Doordat Judith de Leeuw hem in al zijn complexiteit probeert te laten zien, wordt Ruut Weissman – De Hoofpersoon een waardevolle aanvulling op alle #metoo-documentaires vanuit slachtofferperspectief, die demonstreert hoe verschillend mensen, afhankelijk van hun eigen rol daarin, dezelfde werkelijkheid kunnen beleven. Én een intense, spannende en toch ook dappere film over zo’n man, die groter lijkt dan goed voor hem (en anderen) is.

Ruut Weissman – De Hoofdpersoon is hier te bekijken.

Thuishaven

Nederlandse Filmacademie

In de psychiatrie mag je als patiënt nog geen schilderijtje aan de muur hangen, zo wil het verhaal. Uiteindelijk moet het vizier immers altijd gericht blijven op een leven buiten de instellingsmuren. En dus is het niet de bedoeling dat je je tijdens de behandeling thuis gaat voelen.

De 55 bewoners van het Judith van Swethuis in Amsterdam zijn echter uitbehandeld en proberen, met de mogelijkheden en onmogelijkheden die hen zijn gegeven, zo goed en zo kwaad als dat gaat te leven. In Thuishaven (25 min.), zijn afstudeerfilm voor de Nederlandse Filmacademie, observeert Niels Beth hen in hun kleine, beschermde wereld.

Hij vangt zo enkele indringende inkijkjes in het (samen) leven met een beperking. Als bewoner Joost, die tot dan versuft in zijn stoel heeft gehangen, tijdens een bijeenkomst van de religiegroep bijvoorbeeld ineens de telefoon opneemt en een geanimeerd gesprek begint, leidt dit tot irritatie bij de man die op dat moment voorgaat in het gebed.

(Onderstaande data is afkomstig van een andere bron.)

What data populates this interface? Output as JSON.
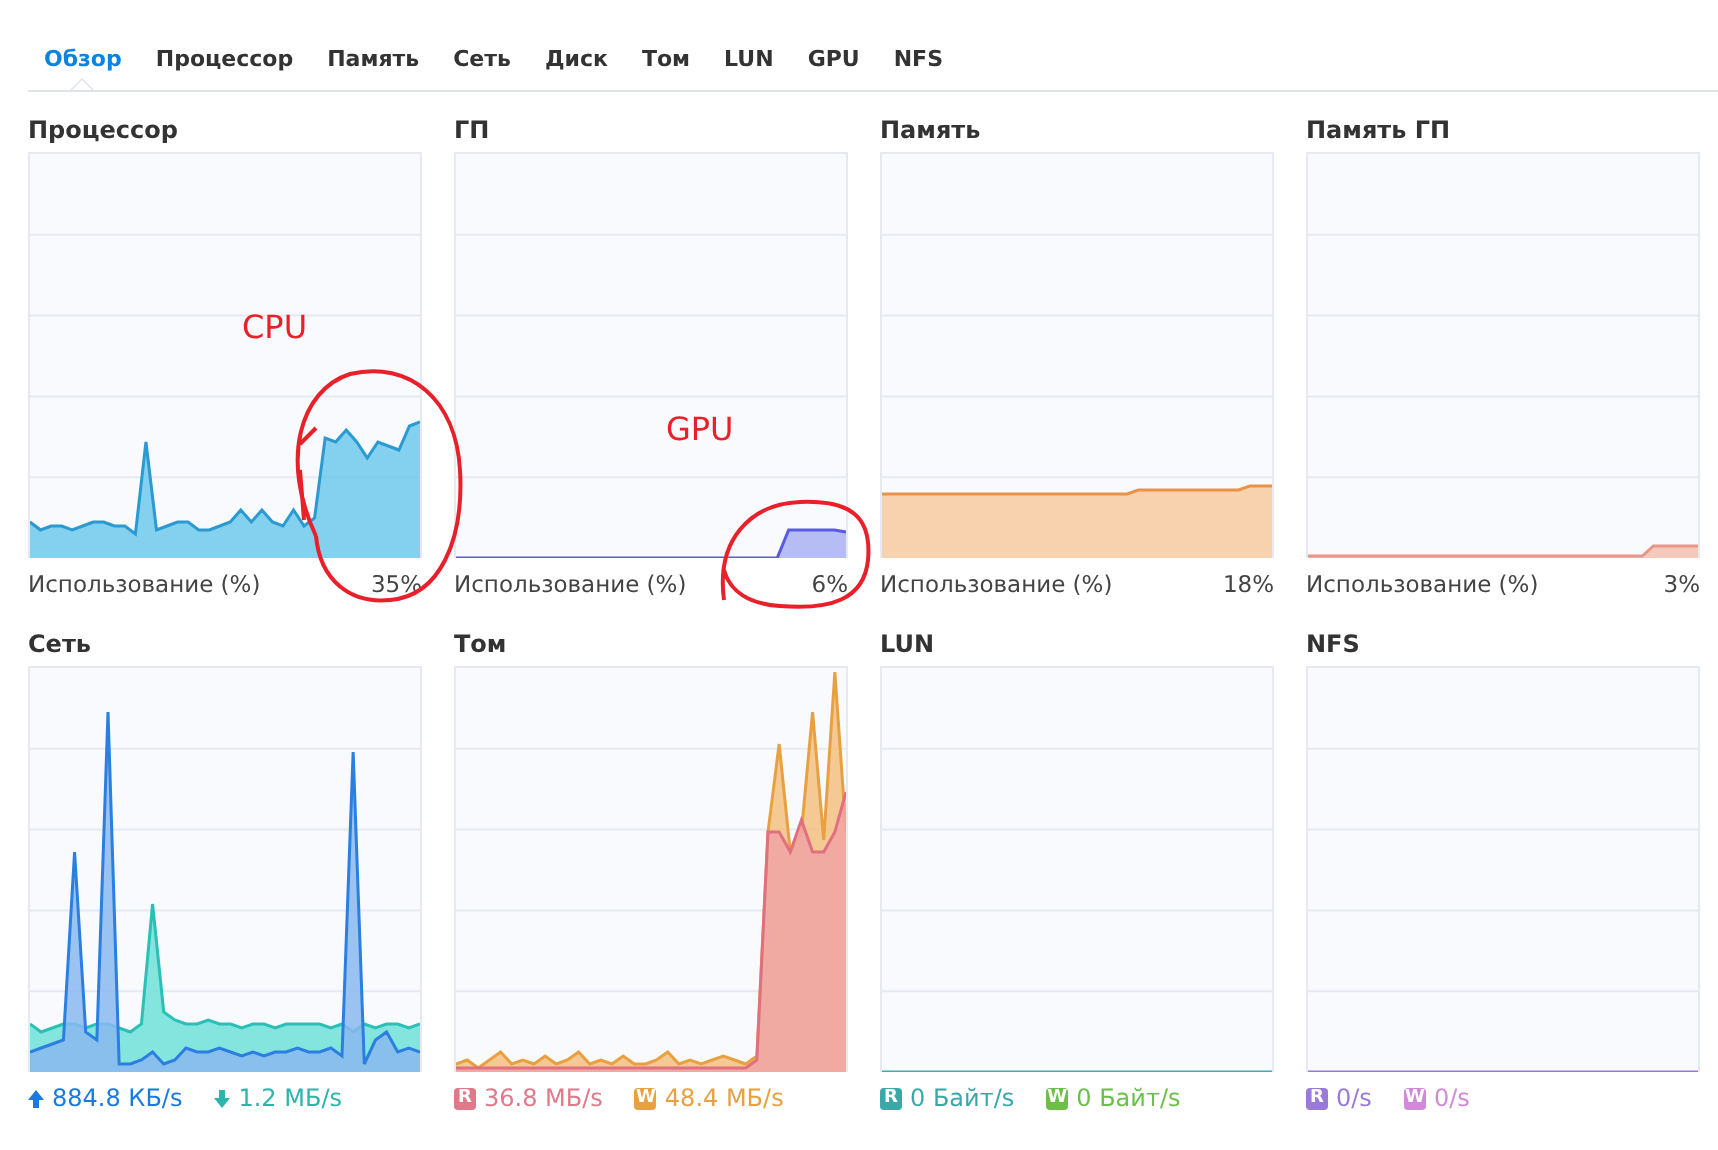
{
  "tabs": [
    {
      "label": "Обзор",
      "selected": true
    },
    {
      "label": "Процессор",
      "selected": false
    },
    {
      "label": "Память",
      "selected": false
    },
    {
      "label": "Сеть",
      "selected": false
    },
    {
      "label": "Диск",
      "selected": false
    },
    {
      "label": "Том",
      "selected": false
    },
    {
      "label": "LUN",
      "selected": false
    },
    {
      "label": "GPU",
      "selected": false
    },
    {
      "label": "NFS",
      "selected": false
    }
  ],
  "panels": [
    {
      "title": "Процессор",
      "kind": "usage",
      "label": "Использование (%)",
      "value": "35%"
    },
    {
      "title": "ГП",
      "kind": "usage",
      "label": "Использование (%)",
      "value": "6%"
    },
    {
      "title": "Память",
      "kind": "usage",
      "label": "Использование (%)",
      "value": "18%"
    },
    {
      "title": "Память ГП",
      "kind": "usage",
      "label": "Использование (%)",
      "value": "3%"
    },
    {
      "title": "Сеть",
      "kind": "io",
      "legend": [
        {
          "kind": "arrow-up",
          "value": "884.8 КБ/s",
          "color": "#1a7ae0"
        },
        {
          "kind": "arrow-down",
          "value": "1.2 МБ/s",
          "color": "#2bb5ad"
        }
      ]
    },
    {
      "title": "Том",
      "kind": "io",
      "legend": [
        {
          "kind": "badge",
          "badge": "R",
          "value": "36.8 МБ/s",
          "color": "#e07a8a"
        },
        {
          "kind": "badge",
          "badge": "W",
          "value": "48.4 МБ/s",
          "color": "#e8a040"
        }
      ]
    },
    {
      "title": "LUN",
      "kind": "io",
      "legend": [
        {
          "kind": "badge",
          "badge": "R",
          "value": "0 Байт/s",
          "color": "#3aa8a8"
        },
        {
          "kind": "badge",
          "badge": "W",
          "value": "0 Байт/s",
          "color": "#6cc04a"
        }
      ]
    },
    {
      "title": "NFS",
      "kind": "io",
      "legend": [
        {
          "kind": "badge",
          "badge": "R",
          "value": "0/s",
          "color": "#9a7ad8"
        },
        {
          "kind": "badge",
          "badge": "W",
          "value": "0/s",
          "color": "#d08ad8"
        }
      ]
    }
  ],
  "annotations": [
    {
      "text": "CPU"
    },
    {
      "text": "GPU"
    }
  ]
}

Hij maant Joost het gesprek te stoppen. ‘Hans, Hans, ik zit midden in een vergadering’, probeert deze zijn (denkbeeldige?) gesprekspartner af te breken, terwijl zijn tics intussen steeds heviger worden. ‘Nee, in een gebed zitten we’, reageert de voorganger geërgerd, waarna hij de draad weer probeert op te pakken. ‘Met David bidden we…’

Met zulke treffende scènes kleurt Beth het leven van de bewoners van het Judith van Swethuis overtuigend in. Hun begeleiders Tanja en Jeffrey fungeren daarbij als verteller. Dat is op zich wat ongemakkelijk: er wordt – overigens met respect en in vrij algemene termen – wel óver de bewoners van het huis gesproken, maar niet mét hen. Waarschijnlijk illustreert die keuze echter vooral het sociale onvermogen van de hoofdpersonen.